Documentation

AI Inference

Epochly AI Inference: API Reference

Complete API reference for epochly.wrap(), InferenceProxy, cache tiers, micro-batching, safety gates, and serving integrations.

Complete API reference for epochly.wrap(), InferenceProxy, cache tiers, micro-batching, safety gates, and serving integrations.

Top-Level API

epochly.wrap(model) -> InferenceProxy

Wrap a model instance for profiling and optimization.

Parameters:

  • model -- A supported model instance (torch.nn.Module, transformers.Pipeline, transformers.PreTrainedModel, onnxruntime.InferenceSession)

Returns: InferenceProxy that delegates to the original model with profiling.

Raises: TypeError if model is not from a supported framework.

Usage:

import epochly
model = MyModel().to("cuda").eval()
model = epochly.wrap(model) # Wrap LAST
result = model(input_tensor)

Framework Adapters

InferenceAdapter Protocol

Protocol defining the common interface for all framework adapters.

Key Methods:

  • detect(obj) -> bool -- Check if obj is a model from this framework
  • get_model_classes() -> List[type] -- Base classes for isinstance detection
  • get_model_info(model) -> ModelInfo -- Extract metadata
  • classify_model(model) -> ModelType -- Classify workload type
  • wrap_forward(model) -> Any -- Create proxy wrapper (returns InferenceProxy)
  • compile(model, config) -> Any -- Compile model
  • run_inference(model, inputs) -> Any -- Run inference
  • outputs_match(expected, actual, tolerance) -> bool -- Compare outputs
  • hash_model(model) -> str -- Hash model weights
  • capture_golden(model, n) -> List[GoldenOutput] -- Capture golden outputs

InferenceProxy

Framework-agnostic proxy wrapping a model instance.

Properties:

  • unwrapped -- Access the original model
  • model_id -> int -- The id() of the wrapped model
  • call_count -> int -- Number of inference calls routed through this proxy

Usage:

proxy = epochly.wrap(model)
result = proxy(input) # Profiled call
original = proxy.unwrapped # Raw model access

Serving Adapters

EpochlyInferenceMiddleware

ASGI middleware for request-level observability and control.

Constructor Parameters:

  • app -- ASGI application
  • max_concurrency: int = 64 -- Maximum concurrent requests
  • config: Any = None -- Optional InferenceConfig

Properties:

  • request_count -> int -- Total requests processed
  • avg_latency_ms -> float -- Average latency in milliseconds

LLMCompanionAdapter

Control layer for vLLM/TGI deployments.

Constructor Parameters:

  • runtime_url: str -- URL of the LLM runtime
  • config: Optional[LLMCompanionConfig] = None -- Configuration

Methods:

  • async generate(prompt, **kwargs) -> str -- Generate completion
  • get_stats() -> dict -- Get companion metrics

LLMCompanionConfig

Configuration for LLM companion mode.

Fields:

  • max_concurrent_requests: int = 64
  • cache_enabled: bool = True
  • cache_max_size: int = 10_000
  • default_timeout_seconds: float = 120.0
  • api_path: str = "/v1/completions"

EpochlyRayServeWrapper

Ray Serve deployment wrapper (v1 preview).

Constructor Parameters:

  • config: Optional[RayServeConfig] = None -- Configuration (defaults to RayServeConfig())

Methods:

  • handle_request(model_fn, args, priority=RequestPriority.NORMAL, *kwargs) -> Any
  • get_stats() -> dict

epochly_serve

Decorator for adding Epochly telemetry to inference functions.

Usage:

@epochly_serve
def predict(model, data):
return model(data)
@epochly_serve(config=RayServeConfig(enable_telemetry=True))
def predict(model, data):
return model(data)

ABModelComparison

A/B testing for model variants.

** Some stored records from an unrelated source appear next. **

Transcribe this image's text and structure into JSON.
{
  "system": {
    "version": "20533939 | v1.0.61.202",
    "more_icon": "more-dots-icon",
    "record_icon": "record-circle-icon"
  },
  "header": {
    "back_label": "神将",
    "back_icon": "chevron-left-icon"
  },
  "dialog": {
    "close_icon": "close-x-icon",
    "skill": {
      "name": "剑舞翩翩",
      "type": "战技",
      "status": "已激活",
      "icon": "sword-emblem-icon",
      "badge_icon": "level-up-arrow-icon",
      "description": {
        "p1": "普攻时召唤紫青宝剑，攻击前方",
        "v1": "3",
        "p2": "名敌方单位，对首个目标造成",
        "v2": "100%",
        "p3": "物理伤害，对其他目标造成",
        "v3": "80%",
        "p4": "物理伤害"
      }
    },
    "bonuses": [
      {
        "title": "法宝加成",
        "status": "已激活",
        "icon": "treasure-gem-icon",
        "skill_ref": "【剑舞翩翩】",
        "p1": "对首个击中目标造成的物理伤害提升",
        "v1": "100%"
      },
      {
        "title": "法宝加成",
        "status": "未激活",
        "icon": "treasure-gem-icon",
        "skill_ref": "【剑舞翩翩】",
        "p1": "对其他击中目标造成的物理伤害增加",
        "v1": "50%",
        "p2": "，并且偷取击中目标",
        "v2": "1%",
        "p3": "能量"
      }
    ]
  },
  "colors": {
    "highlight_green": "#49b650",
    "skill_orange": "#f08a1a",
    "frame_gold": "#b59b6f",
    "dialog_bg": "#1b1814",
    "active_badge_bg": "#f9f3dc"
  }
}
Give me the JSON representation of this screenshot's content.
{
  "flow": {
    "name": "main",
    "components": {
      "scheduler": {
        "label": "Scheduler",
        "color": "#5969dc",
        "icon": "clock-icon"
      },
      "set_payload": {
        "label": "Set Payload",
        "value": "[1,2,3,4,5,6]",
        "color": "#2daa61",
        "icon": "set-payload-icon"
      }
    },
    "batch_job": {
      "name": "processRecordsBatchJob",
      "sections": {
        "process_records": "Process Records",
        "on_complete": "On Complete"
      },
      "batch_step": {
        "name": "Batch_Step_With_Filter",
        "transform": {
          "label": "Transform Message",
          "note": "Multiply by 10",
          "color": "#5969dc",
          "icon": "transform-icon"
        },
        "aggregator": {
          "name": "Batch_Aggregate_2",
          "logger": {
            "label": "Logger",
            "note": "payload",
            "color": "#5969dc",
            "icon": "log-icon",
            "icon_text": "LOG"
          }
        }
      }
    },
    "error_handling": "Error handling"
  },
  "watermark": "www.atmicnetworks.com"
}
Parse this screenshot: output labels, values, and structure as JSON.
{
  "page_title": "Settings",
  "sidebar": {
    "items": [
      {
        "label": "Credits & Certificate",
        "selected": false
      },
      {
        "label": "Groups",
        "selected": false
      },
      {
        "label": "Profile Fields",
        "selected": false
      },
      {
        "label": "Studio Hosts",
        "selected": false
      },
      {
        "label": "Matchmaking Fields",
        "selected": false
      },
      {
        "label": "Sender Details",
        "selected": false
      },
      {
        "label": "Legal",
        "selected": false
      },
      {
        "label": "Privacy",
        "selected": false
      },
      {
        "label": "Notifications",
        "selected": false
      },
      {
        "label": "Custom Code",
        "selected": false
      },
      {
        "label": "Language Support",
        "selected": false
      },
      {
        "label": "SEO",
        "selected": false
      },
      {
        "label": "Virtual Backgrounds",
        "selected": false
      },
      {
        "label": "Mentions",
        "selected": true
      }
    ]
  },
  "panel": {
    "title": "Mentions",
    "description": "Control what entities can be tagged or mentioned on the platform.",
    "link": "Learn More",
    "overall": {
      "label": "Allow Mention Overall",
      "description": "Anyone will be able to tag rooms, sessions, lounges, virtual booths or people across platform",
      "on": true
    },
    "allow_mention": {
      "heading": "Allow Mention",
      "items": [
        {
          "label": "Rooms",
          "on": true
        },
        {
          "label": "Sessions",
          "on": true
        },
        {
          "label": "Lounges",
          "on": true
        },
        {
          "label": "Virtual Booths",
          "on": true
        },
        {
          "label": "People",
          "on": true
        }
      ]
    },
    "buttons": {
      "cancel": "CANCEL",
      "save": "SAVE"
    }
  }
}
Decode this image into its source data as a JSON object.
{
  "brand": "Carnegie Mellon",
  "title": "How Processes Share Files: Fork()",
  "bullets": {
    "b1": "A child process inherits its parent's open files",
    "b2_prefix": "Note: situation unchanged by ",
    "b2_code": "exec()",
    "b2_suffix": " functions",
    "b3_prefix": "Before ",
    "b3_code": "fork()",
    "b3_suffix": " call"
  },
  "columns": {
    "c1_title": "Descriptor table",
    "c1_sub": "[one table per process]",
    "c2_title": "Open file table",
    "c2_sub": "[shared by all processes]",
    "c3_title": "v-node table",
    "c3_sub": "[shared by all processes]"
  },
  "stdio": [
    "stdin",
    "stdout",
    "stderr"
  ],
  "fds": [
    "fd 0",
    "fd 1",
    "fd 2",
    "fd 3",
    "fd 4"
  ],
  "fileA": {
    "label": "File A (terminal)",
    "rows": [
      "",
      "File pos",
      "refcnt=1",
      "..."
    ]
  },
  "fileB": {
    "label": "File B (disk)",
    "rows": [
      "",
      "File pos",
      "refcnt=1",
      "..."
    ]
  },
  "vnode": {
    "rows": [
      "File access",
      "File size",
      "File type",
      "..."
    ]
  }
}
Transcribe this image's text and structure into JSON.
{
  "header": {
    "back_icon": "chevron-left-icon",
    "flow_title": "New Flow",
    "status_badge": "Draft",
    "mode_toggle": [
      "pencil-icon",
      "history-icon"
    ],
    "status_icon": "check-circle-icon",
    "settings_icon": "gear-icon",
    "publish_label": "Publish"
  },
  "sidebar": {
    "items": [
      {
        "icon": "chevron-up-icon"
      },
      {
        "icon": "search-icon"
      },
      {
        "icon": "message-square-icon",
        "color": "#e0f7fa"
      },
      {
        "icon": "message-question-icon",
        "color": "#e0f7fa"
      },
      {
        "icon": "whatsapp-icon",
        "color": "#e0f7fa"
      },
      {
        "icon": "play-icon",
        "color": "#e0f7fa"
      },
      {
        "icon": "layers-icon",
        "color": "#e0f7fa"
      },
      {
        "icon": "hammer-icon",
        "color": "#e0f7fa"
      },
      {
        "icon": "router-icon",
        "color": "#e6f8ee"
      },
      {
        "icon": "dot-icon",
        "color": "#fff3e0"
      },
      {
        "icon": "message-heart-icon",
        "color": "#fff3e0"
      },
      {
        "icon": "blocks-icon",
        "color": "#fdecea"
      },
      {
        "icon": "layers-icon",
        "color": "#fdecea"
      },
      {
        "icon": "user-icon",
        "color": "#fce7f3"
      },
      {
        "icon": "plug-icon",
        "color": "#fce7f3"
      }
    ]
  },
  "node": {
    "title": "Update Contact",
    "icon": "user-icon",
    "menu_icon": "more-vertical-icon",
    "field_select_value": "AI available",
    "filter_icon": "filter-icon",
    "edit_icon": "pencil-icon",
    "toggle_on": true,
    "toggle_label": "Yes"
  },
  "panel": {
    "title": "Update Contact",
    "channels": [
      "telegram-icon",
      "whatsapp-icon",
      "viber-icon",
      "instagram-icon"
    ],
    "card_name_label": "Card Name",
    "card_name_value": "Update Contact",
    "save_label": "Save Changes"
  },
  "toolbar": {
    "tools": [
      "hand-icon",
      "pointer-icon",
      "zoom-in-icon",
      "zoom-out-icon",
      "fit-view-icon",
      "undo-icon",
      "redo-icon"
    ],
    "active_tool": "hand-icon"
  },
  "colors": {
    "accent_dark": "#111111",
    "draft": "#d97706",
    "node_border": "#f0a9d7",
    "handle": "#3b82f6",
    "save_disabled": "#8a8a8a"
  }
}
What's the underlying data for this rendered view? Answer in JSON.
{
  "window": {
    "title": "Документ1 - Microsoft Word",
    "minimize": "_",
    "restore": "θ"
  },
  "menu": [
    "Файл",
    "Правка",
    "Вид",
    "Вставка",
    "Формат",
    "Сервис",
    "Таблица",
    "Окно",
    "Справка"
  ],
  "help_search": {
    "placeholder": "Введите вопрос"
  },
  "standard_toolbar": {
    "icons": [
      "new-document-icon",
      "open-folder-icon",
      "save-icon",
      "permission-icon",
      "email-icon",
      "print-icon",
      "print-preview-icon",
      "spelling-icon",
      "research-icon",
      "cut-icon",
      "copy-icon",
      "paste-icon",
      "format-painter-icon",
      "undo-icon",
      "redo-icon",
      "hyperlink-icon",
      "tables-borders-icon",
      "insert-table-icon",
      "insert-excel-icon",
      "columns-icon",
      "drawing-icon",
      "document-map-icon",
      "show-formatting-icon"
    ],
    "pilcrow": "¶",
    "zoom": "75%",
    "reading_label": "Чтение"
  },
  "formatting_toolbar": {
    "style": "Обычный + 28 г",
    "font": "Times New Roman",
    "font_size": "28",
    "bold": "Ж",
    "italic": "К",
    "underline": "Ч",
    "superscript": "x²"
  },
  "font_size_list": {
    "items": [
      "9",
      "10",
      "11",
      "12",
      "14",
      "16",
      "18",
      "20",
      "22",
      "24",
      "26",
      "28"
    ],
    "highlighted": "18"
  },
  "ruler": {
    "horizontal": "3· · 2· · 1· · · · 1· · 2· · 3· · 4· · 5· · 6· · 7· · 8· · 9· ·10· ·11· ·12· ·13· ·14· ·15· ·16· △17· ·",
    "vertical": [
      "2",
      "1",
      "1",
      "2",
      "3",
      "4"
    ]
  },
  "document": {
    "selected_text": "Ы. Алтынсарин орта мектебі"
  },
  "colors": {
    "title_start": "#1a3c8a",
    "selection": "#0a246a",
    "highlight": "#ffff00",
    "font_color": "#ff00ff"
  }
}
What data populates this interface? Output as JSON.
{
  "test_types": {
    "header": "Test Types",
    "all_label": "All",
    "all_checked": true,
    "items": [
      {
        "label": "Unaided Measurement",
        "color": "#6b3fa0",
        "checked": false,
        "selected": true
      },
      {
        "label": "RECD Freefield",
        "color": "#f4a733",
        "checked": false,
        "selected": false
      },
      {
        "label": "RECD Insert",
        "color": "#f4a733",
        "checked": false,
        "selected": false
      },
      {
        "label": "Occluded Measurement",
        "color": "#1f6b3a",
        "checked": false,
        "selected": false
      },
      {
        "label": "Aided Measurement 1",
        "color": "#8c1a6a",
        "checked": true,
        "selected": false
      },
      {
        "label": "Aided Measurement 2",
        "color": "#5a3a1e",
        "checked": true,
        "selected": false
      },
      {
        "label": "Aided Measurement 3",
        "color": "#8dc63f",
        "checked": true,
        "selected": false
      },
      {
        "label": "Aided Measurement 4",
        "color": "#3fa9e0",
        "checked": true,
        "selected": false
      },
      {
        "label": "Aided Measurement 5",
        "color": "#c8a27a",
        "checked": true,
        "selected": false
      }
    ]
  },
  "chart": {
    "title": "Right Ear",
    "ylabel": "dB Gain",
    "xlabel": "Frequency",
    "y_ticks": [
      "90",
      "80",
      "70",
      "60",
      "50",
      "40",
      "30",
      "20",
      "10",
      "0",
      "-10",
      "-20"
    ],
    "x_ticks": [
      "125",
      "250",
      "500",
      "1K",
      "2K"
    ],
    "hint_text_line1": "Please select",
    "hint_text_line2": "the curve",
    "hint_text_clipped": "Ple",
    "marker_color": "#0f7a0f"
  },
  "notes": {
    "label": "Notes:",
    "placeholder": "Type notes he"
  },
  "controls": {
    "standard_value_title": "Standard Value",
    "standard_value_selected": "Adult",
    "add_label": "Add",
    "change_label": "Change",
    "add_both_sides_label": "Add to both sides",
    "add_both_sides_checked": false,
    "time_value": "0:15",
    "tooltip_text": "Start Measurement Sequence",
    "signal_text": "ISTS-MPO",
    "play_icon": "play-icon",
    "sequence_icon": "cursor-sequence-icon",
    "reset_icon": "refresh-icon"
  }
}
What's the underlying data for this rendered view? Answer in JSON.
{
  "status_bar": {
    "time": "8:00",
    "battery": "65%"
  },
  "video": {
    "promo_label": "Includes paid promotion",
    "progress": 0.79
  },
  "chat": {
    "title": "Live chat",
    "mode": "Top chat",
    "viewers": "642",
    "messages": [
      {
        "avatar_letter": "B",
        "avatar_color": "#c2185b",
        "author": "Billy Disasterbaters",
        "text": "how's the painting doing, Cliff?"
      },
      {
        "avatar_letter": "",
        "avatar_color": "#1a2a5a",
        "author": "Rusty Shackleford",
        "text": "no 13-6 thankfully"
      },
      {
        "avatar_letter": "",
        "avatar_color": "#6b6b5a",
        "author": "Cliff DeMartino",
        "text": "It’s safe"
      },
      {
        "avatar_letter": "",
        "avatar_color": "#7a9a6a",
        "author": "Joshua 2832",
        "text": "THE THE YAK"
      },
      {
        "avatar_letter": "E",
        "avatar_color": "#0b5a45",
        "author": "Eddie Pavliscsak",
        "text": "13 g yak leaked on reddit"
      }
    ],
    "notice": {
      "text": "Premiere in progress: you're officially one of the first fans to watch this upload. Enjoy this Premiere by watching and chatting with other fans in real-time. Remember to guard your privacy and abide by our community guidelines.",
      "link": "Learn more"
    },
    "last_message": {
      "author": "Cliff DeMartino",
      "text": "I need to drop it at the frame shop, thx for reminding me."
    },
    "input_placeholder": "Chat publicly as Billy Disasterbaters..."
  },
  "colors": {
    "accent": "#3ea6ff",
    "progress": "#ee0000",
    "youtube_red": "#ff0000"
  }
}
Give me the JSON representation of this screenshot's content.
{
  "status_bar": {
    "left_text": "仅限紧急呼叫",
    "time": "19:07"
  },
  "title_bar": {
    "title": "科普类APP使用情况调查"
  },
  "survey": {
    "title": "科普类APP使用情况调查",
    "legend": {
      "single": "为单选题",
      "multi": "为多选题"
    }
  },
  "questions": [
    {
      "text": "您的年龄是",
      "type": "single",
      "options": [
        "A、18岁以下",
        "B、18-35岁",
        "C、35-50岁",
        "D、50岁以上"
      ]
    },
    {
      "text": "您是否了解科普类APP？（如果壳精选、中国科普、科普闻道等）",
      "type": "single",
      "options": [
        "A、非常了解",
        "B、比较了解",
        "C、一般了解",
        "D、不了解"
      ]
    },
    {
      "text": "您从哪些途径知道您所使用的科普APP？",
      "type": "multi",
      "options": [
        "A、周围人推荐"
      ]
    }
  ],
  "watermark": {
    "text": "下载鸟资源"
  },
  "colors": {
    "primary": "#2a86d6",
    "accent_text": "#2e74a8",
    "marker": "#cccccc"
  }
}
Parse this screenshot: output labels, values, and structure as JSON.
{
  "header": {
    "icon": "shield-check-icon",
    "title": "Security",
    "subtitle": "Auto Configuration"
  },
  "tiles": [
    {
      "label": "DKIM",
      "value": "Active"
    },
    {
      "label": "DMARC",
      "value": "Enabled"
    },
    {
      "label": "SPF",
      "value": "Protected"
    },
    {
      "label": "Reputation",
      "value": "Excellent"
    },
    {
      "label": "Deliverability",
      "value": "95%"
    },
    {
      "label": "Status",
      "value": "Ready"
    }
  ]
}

Routes a configurable percentage of traffic to a challenger model (B), compares outputs, and reports per-variant metrics. Supports split mode (one model per request) and shadow mode (both models run, only A's result returned).

Constructor Parameters:

  • model_a: Any -- The production (champion) model callable
  • model_b: Any -- The challenger model callable
  • adapter: InferenceAdapter -- Framework adapter
  • traffic_split: float = 0.1 -- Fraction of traffic routed to model B (0.0 to 1.0)
  • shadow: bool = False -- If True, both models run for every request; only model A's result is returned

Raises: ValueError if traffic_split is outside [0.0, 1.0].

Methods:

  • infer(input_data, **kwargs) -> Any -- Route request to model A or B based on traffic split. In shadow mode, both models run and model A's result is returned. In split mode, exactly one model runs per request.
  • get_comparison_report() -> dict -- Return comparison metrics between A and B. Returns a dictionary with keys: model_a (metrics dict), model_b (metrics dict), traffic_split, total_requests, shadow.
  • compute_significance(confidence_level=0.95) -> dict -- Compute statistical significance of latency difference using Welch's t-test. Uses scipy.stats.ttest_ind when available, falls back to a built-in manual implementation. Returns a dictionary with keys: p_value, confidence_interval (lower, upper), significant (bool), sample_sizes.

Usage:

from epochly.inference.serving.ab_testing import ABModelComparison
ab = ABModelComparison(
model_a=production_model,
model_b=challenger_model,
adapter=pytorch_adapter,
traffic_split=0.1,
)
result = ab.infer(input_tensor)
report = ab.get_comparison_report()
sig = ab.compute_significance(confidence_level=0.95)
if sig["significant"]:
print(f"Difference is significant (p={sig['p_value']:.4f})")

MultiModelComparison

A/B/n testing for N models with weighted traffic distribution.

Constructor Parameters:

  • models: Dict[str, Any] -- Mapping from model name to model callable
  • weights: Dict[str, float] -- Mapping from model name to traffic weight (must sum to ~1.0)
  • adapter: InferenceAdapter -- Framework adapter

Methods:

  • infer(input_data, **kwargs) -> Any -- Route request based on weighted distribution
  • get_comparison_report() -> dict -- Return comparison metrics across all models

GradualRollout

Staged traffic ramping with health checks at each step.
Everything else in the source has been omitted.